Aber damit konnte man Britta nicht kommen. Britta war die Beste in Mathe und das einzige Mädchen, das Herr Schönhaupt nicht ständig mit diesem grässlich altmodischen »Fräulein« anredete.
»Du hast überhaupt noch gar nichts zu meinen neuen Sachen gesagt.«
Britta blieb stehen, stellte sich in Pose und blickte Wanja herausfordernd an.

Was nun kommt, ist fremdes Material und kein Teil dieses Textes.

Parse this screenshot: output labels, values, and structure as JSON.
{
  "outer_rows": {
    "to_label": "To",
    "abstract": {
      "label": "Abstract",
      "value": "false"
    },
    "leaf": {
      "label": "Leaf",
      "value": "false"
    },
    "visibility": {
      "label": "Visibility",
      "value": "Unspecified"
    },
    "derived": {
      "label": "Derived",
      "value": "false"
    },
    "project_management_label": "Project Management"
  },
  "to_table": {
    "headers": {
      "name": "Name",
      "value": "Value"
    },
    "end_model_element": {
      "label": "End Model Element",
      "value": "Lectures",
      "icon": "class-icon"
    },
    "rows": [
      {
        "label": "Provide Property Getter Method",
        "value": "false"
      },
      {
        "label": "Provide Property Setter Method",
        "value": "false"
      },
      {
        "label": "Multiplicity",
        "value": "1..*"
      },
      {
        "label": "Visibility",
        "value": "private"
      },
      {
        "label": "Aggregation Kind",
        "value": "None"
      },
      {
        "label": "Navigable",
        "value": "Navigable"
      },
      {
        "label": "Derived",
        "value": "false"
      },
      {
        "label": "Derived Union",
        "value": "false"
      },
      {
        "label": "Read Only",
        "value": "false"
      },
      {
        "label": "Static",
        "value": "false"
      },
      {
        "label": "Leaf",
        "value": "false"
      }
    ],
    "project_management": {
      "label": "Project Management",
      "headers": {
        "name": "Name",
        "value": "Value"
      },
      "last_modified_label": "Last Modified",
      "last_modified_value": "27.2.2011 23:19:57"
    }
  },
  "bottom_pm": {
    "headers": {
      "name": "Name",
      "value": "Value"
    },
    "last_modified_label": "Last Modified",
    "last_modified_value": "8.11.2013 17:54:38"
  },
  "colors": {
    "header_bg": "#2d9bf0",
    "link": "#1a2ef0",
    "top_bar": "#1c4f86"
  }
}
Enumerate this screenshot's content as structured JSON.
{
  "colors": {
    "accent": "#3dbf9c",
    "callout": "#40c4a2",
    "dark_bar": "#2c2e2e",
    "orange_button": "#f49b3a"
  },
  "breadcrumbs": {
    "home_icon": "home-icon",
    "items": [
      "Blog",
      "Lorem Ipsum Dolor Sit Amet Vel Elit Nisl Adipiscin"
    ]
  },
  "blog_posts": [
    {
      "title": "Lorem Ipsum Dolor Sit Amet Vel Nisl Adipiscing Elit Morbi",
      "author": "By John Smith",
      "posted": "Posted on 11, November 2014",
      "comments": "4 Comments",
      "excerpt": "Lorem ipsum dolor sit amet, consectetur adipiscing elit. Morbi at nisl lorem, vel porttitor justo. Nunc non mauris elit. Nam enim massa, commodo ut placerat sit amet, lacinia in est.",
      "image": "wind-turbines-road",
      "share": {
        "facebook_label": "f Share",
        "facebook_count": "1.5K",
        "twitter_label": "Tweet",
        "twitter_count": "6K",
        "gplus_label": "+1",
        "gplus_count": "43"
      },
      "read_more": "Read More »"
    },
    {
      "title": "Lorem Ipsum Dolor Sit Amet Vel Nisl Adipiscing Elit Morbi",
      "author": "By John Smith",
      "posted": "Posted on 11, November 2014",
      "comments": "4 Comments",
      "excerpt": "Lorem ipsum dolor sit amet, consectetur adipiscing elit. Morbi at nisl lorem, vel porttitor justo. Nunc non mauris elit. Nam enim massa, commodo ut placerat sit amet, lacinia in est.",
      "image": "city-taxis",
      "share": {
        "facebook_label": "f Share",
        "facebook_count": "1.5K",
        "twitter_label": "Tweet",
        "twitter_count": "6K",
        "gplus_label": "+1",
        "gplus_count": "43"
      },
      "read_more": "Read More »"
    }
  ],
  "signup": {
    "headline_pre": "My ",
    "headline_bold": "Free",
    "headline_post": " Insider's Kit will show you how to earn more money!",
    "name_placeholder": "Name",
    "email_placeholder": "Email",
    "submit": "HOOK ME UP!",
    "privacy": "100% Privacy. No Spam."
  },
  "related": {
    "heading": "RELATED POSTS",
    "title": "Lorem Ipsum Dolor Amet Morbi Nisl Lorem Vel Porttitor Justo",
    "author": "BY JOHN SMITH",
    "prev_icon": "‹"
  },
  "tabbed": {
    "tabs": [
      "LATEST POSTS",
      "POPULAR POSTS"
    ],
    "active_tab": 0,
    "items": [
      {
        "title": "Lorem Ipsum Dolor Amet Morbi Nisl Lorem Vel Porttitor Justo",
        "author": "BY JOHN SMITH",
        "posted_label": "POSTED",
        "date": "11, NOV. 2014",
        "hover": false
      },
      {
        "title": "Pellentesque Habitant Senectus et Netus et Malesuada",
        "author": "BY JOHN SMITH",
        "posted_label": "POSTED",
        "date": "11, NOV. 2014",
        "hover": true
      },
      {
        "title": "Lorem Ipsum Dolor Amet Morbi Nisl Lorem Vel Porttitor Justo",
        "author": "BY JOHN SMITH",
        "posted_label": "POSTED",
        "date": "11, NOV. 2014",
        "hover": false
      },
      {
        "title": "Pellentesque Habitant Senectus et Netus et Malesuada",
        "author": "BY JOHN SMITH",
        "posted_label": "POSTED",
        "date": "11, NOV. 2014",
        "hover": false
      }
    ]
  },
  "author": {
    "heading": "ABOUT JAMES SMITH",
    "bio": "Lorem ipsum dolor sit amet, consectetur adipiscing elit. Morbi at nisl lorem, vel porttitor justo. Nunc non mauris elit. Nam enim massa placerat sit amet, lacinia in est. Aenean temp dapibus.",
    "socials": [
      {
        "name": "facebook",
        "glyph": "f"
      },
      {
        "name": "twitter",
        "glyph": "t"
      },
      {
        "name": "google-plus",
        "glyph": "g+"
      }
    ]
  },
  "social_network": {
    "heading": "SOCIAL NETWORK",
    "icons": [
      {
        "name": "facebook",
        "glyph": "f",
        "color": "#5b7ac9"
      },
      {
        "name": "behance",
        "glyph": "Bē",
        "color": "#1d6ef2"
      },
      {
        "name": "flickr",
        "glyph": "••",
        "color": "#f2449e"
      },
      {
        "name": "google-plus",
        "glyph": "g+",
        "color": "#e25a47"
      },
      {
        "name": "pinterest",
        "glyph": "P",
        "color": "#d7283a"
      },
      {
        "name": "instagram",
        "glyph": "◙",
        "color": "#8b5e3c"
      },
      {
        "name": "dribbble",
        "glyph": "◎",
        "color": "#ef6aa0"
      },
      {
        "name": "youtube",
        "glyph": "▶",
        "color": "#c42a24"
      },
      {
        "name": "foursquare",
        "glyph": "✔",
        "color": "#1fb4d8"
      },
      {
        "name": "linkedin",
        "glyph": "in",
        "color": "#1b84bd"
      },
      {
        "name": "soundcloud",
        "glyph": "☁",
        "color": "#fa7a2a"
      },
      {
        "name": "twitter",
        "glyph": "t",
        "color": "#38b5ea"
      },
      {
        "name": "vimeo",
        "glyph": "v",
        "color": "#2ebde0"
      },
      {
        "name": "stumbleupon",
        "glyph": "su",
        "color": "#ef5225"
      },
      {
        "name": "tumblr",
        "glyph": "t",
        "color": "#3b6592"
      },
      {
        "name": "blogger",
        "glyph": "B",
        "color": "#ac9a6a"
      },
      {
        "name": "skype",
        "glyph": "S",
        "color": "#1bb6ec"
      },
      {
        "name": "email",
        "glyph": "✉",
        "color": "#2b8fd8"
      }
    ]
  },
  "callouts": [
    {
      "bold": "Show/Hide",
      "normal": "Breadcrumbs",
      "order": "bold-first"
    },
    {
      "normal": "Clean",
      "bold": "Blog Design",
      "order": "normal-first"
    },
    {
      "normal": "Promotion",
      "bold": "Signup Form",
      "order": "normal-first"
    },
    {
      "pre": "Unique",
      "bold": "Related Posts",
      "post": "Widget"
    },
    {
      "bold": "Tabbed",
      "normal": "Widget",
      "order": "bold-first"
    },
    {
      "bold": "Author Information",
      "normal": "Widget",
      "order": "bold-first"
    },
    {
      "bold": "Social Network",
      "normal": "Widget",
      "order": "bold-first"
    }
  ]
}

Wanja seufzte. »Mensch, Britta. Wie oft muss ich dir denn noch sagen, dass mich das nicht interessiert?«
»Paps war am Wochenende mit mir einkaufen.« Britta überging Wanjas Bemerkung und strich sich über das blassgrüne T-Shirt mit den großen rosa Blüten. Es folgte eine detaillierte Beschreibung, was sie wo anprobiert und schließlich für wie viel Geld gekauft hatte. Wanja ließ ihren Schlüsselanhänger um den Zeigefinger kreisen und überlegte währenddessen, wie lange sie wohl heute an den verhassten Matheaufgaben sitzen würde, wenn Britta sie nicht abschreiben ließ. Schon seit der ersten Klasse ging Wanja an zwei Tagen in der Woche nach der Schule mit zu Britta nach Hause. Das gab Jo ein gutes Gefühl und Wanja Gesellschaft. Ihre Freundschaft mit Britta war mit den Jahren zu einer Art Gewohnheit geworden, die keine von ihnen in Frage stellte. Ansonsten hätten sie wohl beide zugeben müssen, dass sie im Grunde nichts miteinander anfangen konnten.
»Hey, hörst du mir überhaupt zu?« Kurz vor ihrem Haus stieß Britta Wanja in die Seite, wodurch Wanja der Schlüsselanhänger vom Finger rutschte.
»Verdammt, pass doch auf!« Wütend ging Wanja in die Hocke. Zu spät. Der Anhänger war samt Schlüsseln in einen Gulli gefallen.
»Tja, den kannst du wohl vergessen«, sagte Britta.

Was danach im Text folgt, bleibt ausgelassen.